The FDA approved changes to the labels for six menopausal hormone therapy products in a move the agency said clarifies risk considerations for the drugs.
As Healio previously reported, the FDA initiated the warning removals in November 2025 after experts called for label changes during an FDA panel discussion in July 2025.
Since then, 29 drug companies have submitted proposed labeling changes, and the six products announced with approved labeling changes are just the first batch, according to a press release from the FDA. They include products from all four categories of hormone replacement therapy (HRT) for menopausal women: topical vaginal estrogen therapy, systemic estrogen-alone therapy, systemic combination therapy (estrogen and progestogen) and systemic progestogen-alone therapy for patients with a uterus using systemic estrogen.
The specific risk statements removed from the box warning were related to CVD, breast cancer and probable dementia, according to the release.
“This decision reflects our commitment to follow the science wherever it leads and to correct course when the evidence demands it,” HHS Secretary Robert F. Kennedy Jr. said in a press release. “By removing these boxed warnings, we ensure that women receive accurate information about hormone therapy — free from exaggeration or fear. A health care system worthy of public trust tells the truth, updates its guidance as science evolves, and respects women’s ability to make informed choices about their own health.”
FDA Commissioner Marty Makary, MD, MPH, said in the release that the changes will help people facing menopause “make well-informed medical decisions.”
“With today’s action, we are delivering on our promise to make sure women have accurate, scientifically grounded information about the potentially life-changing benefits of HRT,” Makary said.

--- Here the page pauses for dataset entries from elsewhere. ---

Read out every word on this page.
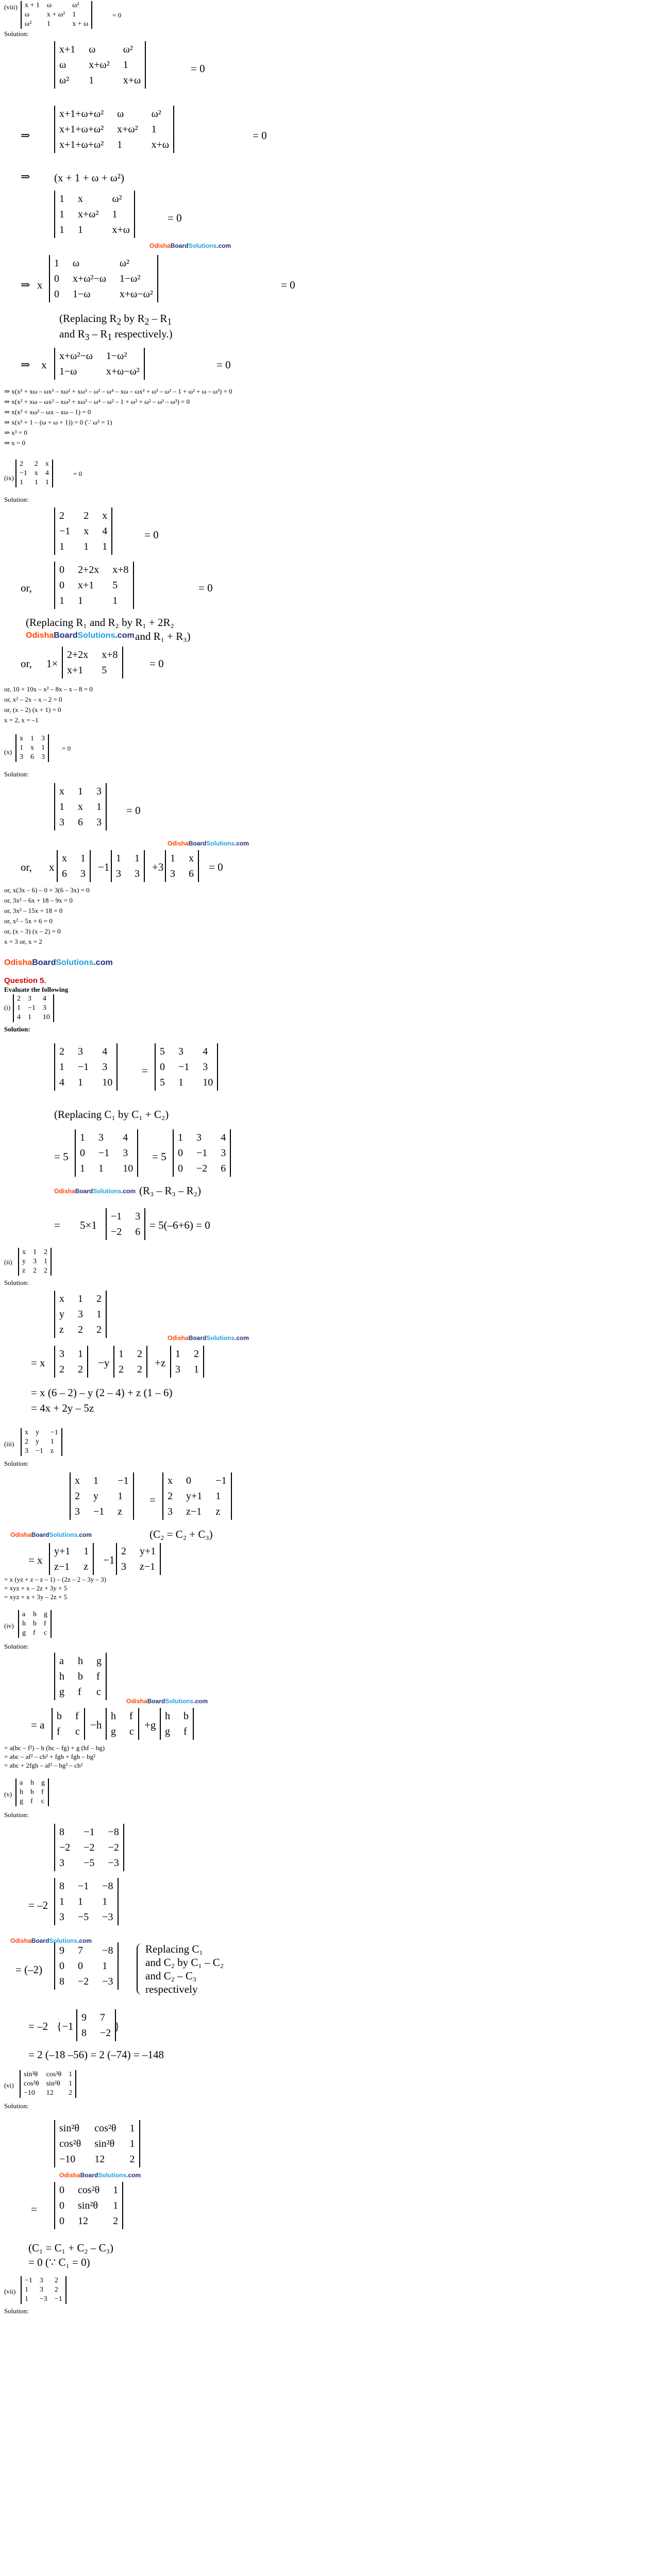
(viii) x + 1 ω	ω²
ω	x + ω² 1
ω²	1	x + ω
= 0
Solution:
x+1 ω	ω²
ω	x+ω² 1
ω²	1	x+ω
= 0
⇒
x+1+ω+ω² ω	ω²
x+1+ω+ω² x+ω² 1
x+1+ω+ω² 1	x+ω
= 0
⇒ (x + 1 + ω + ω²)
1 x	ω²
1 x+ω² 1
1 1	x+ω
= 0
OdishaBoardSolutions.com
⇒ x
1 ω	ω²
0 x+ω²−ω 1−ω²
0 1−ω	x+ω−ω²
= 0
(Replacing $R_2$ by $R_2 - R_1$
and $R_3 - R_1$ respectively.)
⇒ x
x+ω²−ω 1−ω²
1−ω	x+ω−ω²
= 0
⇒ x(x² + xω – ωx² – xω² + xω³ – ω² – ω⁴ – xω – ωx² + ω³ – ω² – 1 + ω² + ω – ω³) = 0
⇒ x(x² + xω – ωx² – xω² + xω³ – ω⁴ – ω² – 1 + ω² + ω² – ω³ – ω³) = 0
⇒ x(x² + xω³ – ωx – xω – 1) = 0
⇒ x(x² + 1 – (ω + ω + 1)) = 0 (∵ ω³ = 1)
⇒ x³ = 0
⇒ x = 0
(ix)
2	2 x
−1 x 4
1	1 1
= 0
Solution:
2	2 x
−1 x 4
1	1 1
= 0
or,
0 2+2x x+8
0 x+1	5
1 1	1
= 0
(Replacing R₁ and R₂ by R₁ + 2R₂
OdishaBoardSolutions.com and R₁ + R₃)
or, 1×
2+2x x+8
x+1	5
= 0
or, 10 + 10x – x² – 8x – x – 8 = 0
or, x² – 2x – x – 2 = 0
or, (x – 2) (x + 1) = 0
x = 2, x = –1
(x)
x 1 3
1 x 1
3 6 3
= 0
Solution:
x 1 3
1 x 1
3 6 3
= 0
OdishaBoardSolutions.com
or, x
x 1
6 3
−1
1 1
3 3
+3
1 x
3 6
= 0
or, x(3x – 6) – 0 + 3(6 – 3x) = 0
or, 3x² – 6x + 18 – 9x = 0
or, 3x² – 15x + 18 = 0
or, x² – 5x + 6 = 0
or, (x – 3) (x – 2) = 0
x = 3 or, x = 2
OdishaBoardSolutions.com
Question 5.
Evaluate the following
(i)
2 3	4
1 −1 3
4 1	10
Solution:
2 3	4
1 −1 3
4 1	10
=
5 3	4
0 −1 3
5 1	10
(Replacing C₁ by C₁ + C₂)
= 5
1 3	4
0 −1 3
1 1	10
= 5
1 3	4
0 −1 3
0 −2 6
OdishaBoardSolutions.com (R₃ – R₃ – R₂)
= 5×1
−1 3
−2 6
= 5(–6+6) = 0
(ii)
x 1 2
y 3 1
z 2 2
Solution:
x 1 2
y 3 1
z 2 2
OdishaBoardSolutions.com
= x
3 1
2 2
−y
1 2
2 2
+z
1 2
3 1
= x (6 – 2) – y (2 – 4) + z (1 – 6)
= 4x + 2y – 5z
(iii)
x y	−1
2 y	1
3 −1 z
Solution:
x 1	−1
2 y	1
3 −1 z
=
x 0	−1
2 y+1 1
3 z−1 z
OdishaBoardSolutions.com	(C₂ = C₂ + C₃)
= x
y+1 1
z−1 z
−1
2 y+1
3 z−1
= x (yz + z – z – 1) – (2z – 2 – 3y – 3)
= xyz + x – 2z + 3y + 5
= xyz + x + 3y – 2z + 5
(iv)
a h g
h b f
g f c
Solution:
a h g
h b f
g f c
OdishaBoardSolutions.com
= a
b f
f c
−h
h f
g c
+g
h b
g f
= a(bc – f²) – h (hc – fg) + g (hf – bg)
= abc – af² – ch² + fgh + fgh – bg²
= abc + 2fgh – af² – bg² – ch²
(v)
a h g
h b f
g f c
Solution:
8	−1 −8
−2 −2 −2
3	−5 −3
= –2
8 −1 −8
1 1	1
3 −5 −3
OdishaBoardSolutions.com
= (–2)
9 7	−8
0 0	1
8 −2 −3
Replacing C₁
and C₂ by C₁ – C₂
and C₂ – C₃
respectively
= –2 {−1
9 7
8 −2
}
= 2 (–18 –56) = 2 (–74) = –148
(vi)
sin²θ cos²θ 1
cos²θ sin²θ 1
−10	12	2
Solution:
sin²θ cos²θ 1
cos²θ sin²θ 1
−10	12	2
OdishaBoardSolutions.com
=
0 cos²θ 1
0 sin²θ 1
0 12	2
(C₁ = C₁ + C₂ – C₃)
= 0 (∵ C₁ = 0)
(vii)
−1 3	2
1	3	2
1	−3 −1
Solution:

After hearing about the label changes, Holly L. Thacker, MD, FACP, CCD, NCMP, director of the Cleveland Clinic Center for Specialized Women’s Health and professor at Cleveland Clinic Lerner College of Medicine of Case Western Reserve University, praised the FDA’s decision and said she had been waiting for years for label changes to occur.
“This is in line with the published research and is evidence based,” Thacker told Healio. “There is nothing else we prescribe in medicine that has such profound effects on physical functioning and improving the health span and life span.”

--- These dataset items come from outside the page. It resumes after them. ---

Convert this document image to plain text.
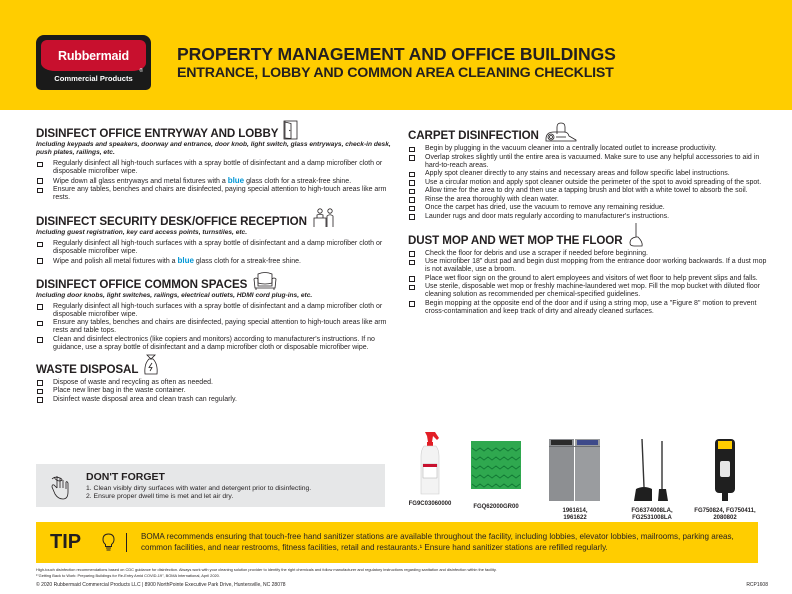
Rubbermaid
®
Commercial Products
PROPERTY MANAGEMENT AND OFFICE BUILDINGS
ENTRANCE, LOBBY AND COMMON AREA CLEANING CHECKLIST
DISINFECT OFFICE ENTRYWAY AND LOBBY
Including keypads and speakers, doorway and entrance, door knob, light switch, glass entryways, check-in desk, push plates, railings, etc.
Regularly disinfect all high-touch surfaces with a spray bottle of disinfectant and a damp microfiber cloth or disposable microfiber wipe.
Wipe down all glass entryways and metal fixtures with a blue glass cloth for a streak-free shine.
Ensure any tables, benches and chairs are disinfected, paying special attention to high-touch areas like arm rests.
DISINFECT SECURITY DESK/OFFICE RECEPTION
Including guest registration, key card access points, turnstiles, etc.
Regularly disinfect all high-touch surfaces with a spray bottle of disinfectant and a damp microfiber cloth or disposable microfiber wipe.
Wipe and polish all metal fixtures with a blue glass cloth for a streak-free shine.
DISINFECT OFFICE COMMON SPACES
Including door knobs, light switches, railings, electrical outlets, HDMI cord plug-ins, etc.
Regularly disinfect all high-touch surfaces with a spray bottle of disinfectant and a damp microfiber cloth or disposable microfiber wipe.
Ensure any tables, benches and chairs are disinfected, paying special attention to high-touch areas like arm rests and table tops.
Clean and disinfect electronics (like copiers and monitors) according to manufacturer's instructions. If no guidance, use a spray bottle of disinfectant and a damp microfiber cloth or disposable microfiber wipe.
WASTE DISPOSAL
Dispose of waste and recycling as often as needed.
Place new liner bag in the waste container.
Disinfect waste disposal area and clean trash can regularly.
CARPET DISINFECTION
Begin by plugging in the vacuum cleaner into a centrally located outlet to increase productivity.
Overlap strokes slightly until the entire area is vacuumed. Make sure to use any helpful accessories to aid in hard-to-reach areas.
Apply spot cleaner directly to any stains and necessary areas and follow specific label instructions.
Use a circular motion and apply spot cleaner outside the perimeter of the spot to avoid spreading of the spot.
Allow time for the area to dry and then use a tapping brush and blot with a white towel to absorb the soil.
Rinse the area thoroughly with clean water.
Once the carpet has dried, use the vacuum to remove any remaining residue.
Launder rugs and door mats regularly according to manufacturer's instructions.
DUST MOP AND WET MOP THE FLOOR
Check the floor for debris and use a scraper if needed before beginning.
Use microfiber 18" dust pad and begin dust mopping from the entrance door working backwards. If a dust mop is not available, use a broom.
Place wet floor sign on the ground to alert employees and visitors of wet floor to help prevent slips and falls.
Use sterile, disposable wet mop or freshly machine-laundered wet mop. Fill the mop bucket with diluted floor cleaning solution as recommended per chemical-specified guidelines.
Begin mopping at the opposite end of the door and if using a string mop, use a "Figure 8" motion to prevent cross-contamination and keep track of dirty and already cleaned surfaces.
DON'T FORGET
1. Clean visibly dirty surfaces with water and detergent prior to disinfecting.
2. Ensure proper dwell time is met and let air dry.
FG9C03060000	FGQ62000GR00

1961614,
1961622

FG6374008LA,
FG2531008LA

FG750824, FG750411,
2080802

TIP	BOMA recommends ensuring that touch-free hand sanitizer stations are available throughout the facility, including lobbies, elevator lobbies, mailrooms, parking areas, common facilities, and near restrooms, fitness facilities, retail and restaurants.¹ Ensure hand sanitizer stations are refilled regularly.
High-touch disinfection recommendations based on CDC guidance for disinfection. Always work with your cleaning solution provider to identify the right chemicals and follow manufacturer and regulatory instructions regarding sanitation and disinfection within the facility.
¹"Getting Back to Work: Preparing Buildings for Re-Entry Amid COVID-19", BOMA International, April 2020.
© 2020 Rubbermaid Commercial Products LLC | 8900 NorthPointe Executive Park Drive, Huntersville, NC 28078	RCP1608
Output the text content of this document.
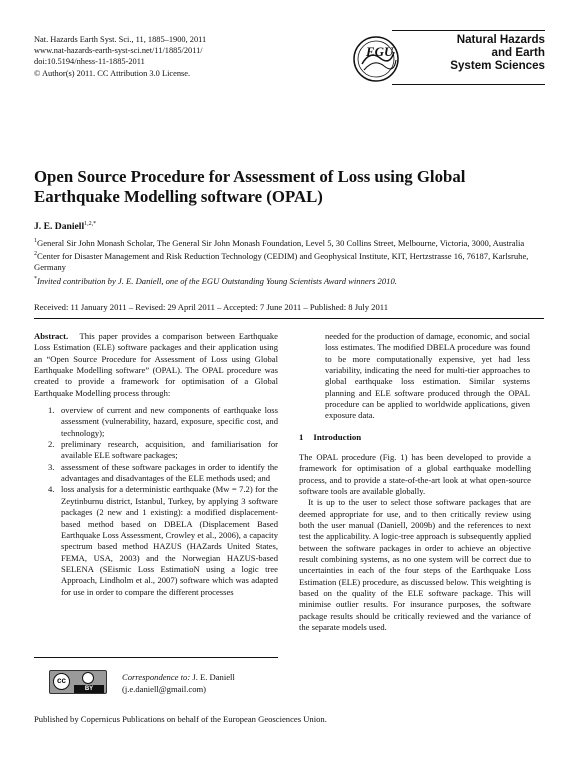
Nat. Hazards Earth Syst. Sci., 11, 1885–1900, 2011
www.nat-hazards-earth-syst-sci.net/11/1885/2011/
doi:10.5194/nhess-11-1885-2011
© Author(s) 2011. CC Attribution 3.0 License.
EGU
Natural Hazards
and Earth
System Sciences
Open Source Procedure for Assessment of Loss using Global Earthquake Modelling software (OPAL)
J. E. Daniell$^{1,2,*}$

$^1$General Sir John Monash Scholar, The General Sir John Monash Foundation, Level 5, 30 Collins Street, Melbourne, Victoria, 3000, Australia

$^2$Center for Disaster Management and Risk Reduction Technology (CEDIM) and Geophysical Institute, KIT, Hertzstrasse 16, 76187, Karlsruhe, Germany

*Invited contribution by J. E. Daniell, one of the EGU Outstanding Young Scientists Award winners 2010.

Received: 11 January 2011 – Revised: 29 April 2011 – Accepted: 7 June 2011 – Published: 8 July 2011

Abstract. This paper provides a comparison between Earthquake Loss Estimation (ELE) software packages and their application using an “Open Source Procedure for Assessment of Loss using Global Earthquake Modelling software” (OPAL). The OPAL procedure was created to provide a framework for optimisation of a Global Earthquake Modelling process through:

1. overview of current and new components of earthquake loss assessment (vulnerability, hazard, exposure, specific cost, and technology);
2. preliminary research, acquisition, and familiarisation for available ELE software packages;
3. assessment of these software packages in order to identify the advantages and disadvantages of the ELE methods used; and
4. loss analysis for a deterministic earthquake (Mw = 7.2) for the Zeytinburnu district, Istanbul, Turkey, by applying 3 software packages (2 new and 1 existing): a modified displacement-based method based on DBELA (Displacement Based Earthquake Loss Assessment, Crowley et al., 2006), a capacity spectrum based method HAZUS (HAZards United States, FEMA, USA, 2003) and the Norwegian HAZUS-based SELENA (SEismic Loss EstimatioN using a logic tree Approach, Lindholm et al., 2007) software which was adapted for use in order to compare the different processes
needed for the production of damage, economic, and social loss estimates. The modified DBELA procedure was found to be more computationally expensive, yet had less variability, indicating the need for multi-tier approaches to global earthquake loss estimation. Similar systems planning and ELE software produced through the OPAL procedure can be applied to worldwide applications, given exposure data.
1 Introduction

The OPAL procedure (Fig. 1) has been developed to provide a framework for optimisation of a global earthquake modelling process, and to provide a state-of-the-art look at what open-source software tools are available globally.

It is up to the user to select those software packages that are deemed appropriate for use, and to then critically review using both the user manual (Daniell, 2009b) and the references to next test the applicability. A logic-tree approach is subsequently applied between the software packages in order to achieve an objective result combining systems, as no one system will be correct due to uncertainties in each of the four steps of the Earthquake Loss Estimation (ELE) procedure, as discussed below. This weighting is based on the quality of the ELE software package. This will minimise outlier results. For insurance purposes, the software package results should be critically reviewed and the variance of the separate models used.

cc
BY
Correspondence to: J. E. Daniell
(j.e.daniell@gmail.com)
Published by Copernicus Publications on behalf of the European Geosciences Union.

Nanette Santoro, MD, professor and the E. Stewart Taylor Chair of OB/GYN at the University of Colorado School of Medicine, said she was surprised by a few aspects of the FDA’s announcement, with one of those being that transdermal estradiol was not included in the initial list of therapies that received a label change.
“Most worldwide clinical guidelines favor the use of non-oral estrogen to treat to menopausal symptoms and further favor naturally occurring estradiol over conjugated estrogens,” Santoro said. “The logic behind these guideline recommendations is based on observational [data], but not necessarily clinical trial data indicating a lower risk of venous thromboembolism among women using naturally occurring, non-oral estradiol. The data supporting that idea comes from a number of worldwide studies which are consistent.”

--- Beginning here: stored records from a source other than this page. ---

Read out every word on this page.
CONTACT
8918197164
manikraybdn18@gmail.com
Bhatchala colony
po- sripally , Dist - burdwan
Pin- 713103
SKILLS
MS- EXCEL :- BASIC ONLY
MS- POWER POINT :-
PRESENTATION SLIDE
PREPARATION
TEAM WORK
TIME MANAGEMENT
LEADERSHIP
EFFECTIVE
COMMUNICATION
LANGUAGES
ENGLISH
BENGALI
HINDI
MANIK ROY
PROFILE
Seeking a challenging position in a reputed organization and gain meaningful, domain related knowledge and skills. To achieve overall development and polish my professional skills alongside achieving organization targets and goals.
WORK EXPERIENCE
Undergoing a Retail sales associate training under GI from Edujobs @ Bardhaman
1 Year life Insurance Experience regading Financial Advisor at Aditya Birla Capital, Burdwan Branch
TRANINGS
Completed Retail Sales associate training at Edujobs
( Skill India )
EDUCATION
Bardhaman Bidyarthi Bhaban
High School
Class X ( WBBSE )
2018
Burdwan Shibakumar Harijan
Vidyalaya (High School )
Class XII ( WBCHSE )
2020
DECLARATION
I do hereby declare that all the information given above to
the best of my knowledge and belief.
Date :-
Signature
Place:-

Santoro added that she was surprised to see no mention of an increased risk for thromboembolism on the label for combination estrogen plus progestin.
“Both estrogen alone and estrogen plus progestin seem to have increased risk of thrombolic events when given orally, but only estrogen alone was associated with an increased risk of stroke [according to] the Women’s Health Initiative,” Santoro said. “It’s not at all clear to me what data this statement is based on.”
Santoro said she was unsure whether these changes would have any impact on patients, as she believes most patients do not read the safety labels for HT products.
Thacker said she feels the changes may reassure patients and health care professionals who were unsure about menopausal HT safety in the past.
“I am hoping this reduces the exaggerated fear that prevented many women from taking menopausal HT and many clinicians from prescribing hormone therapy,” Thacker said.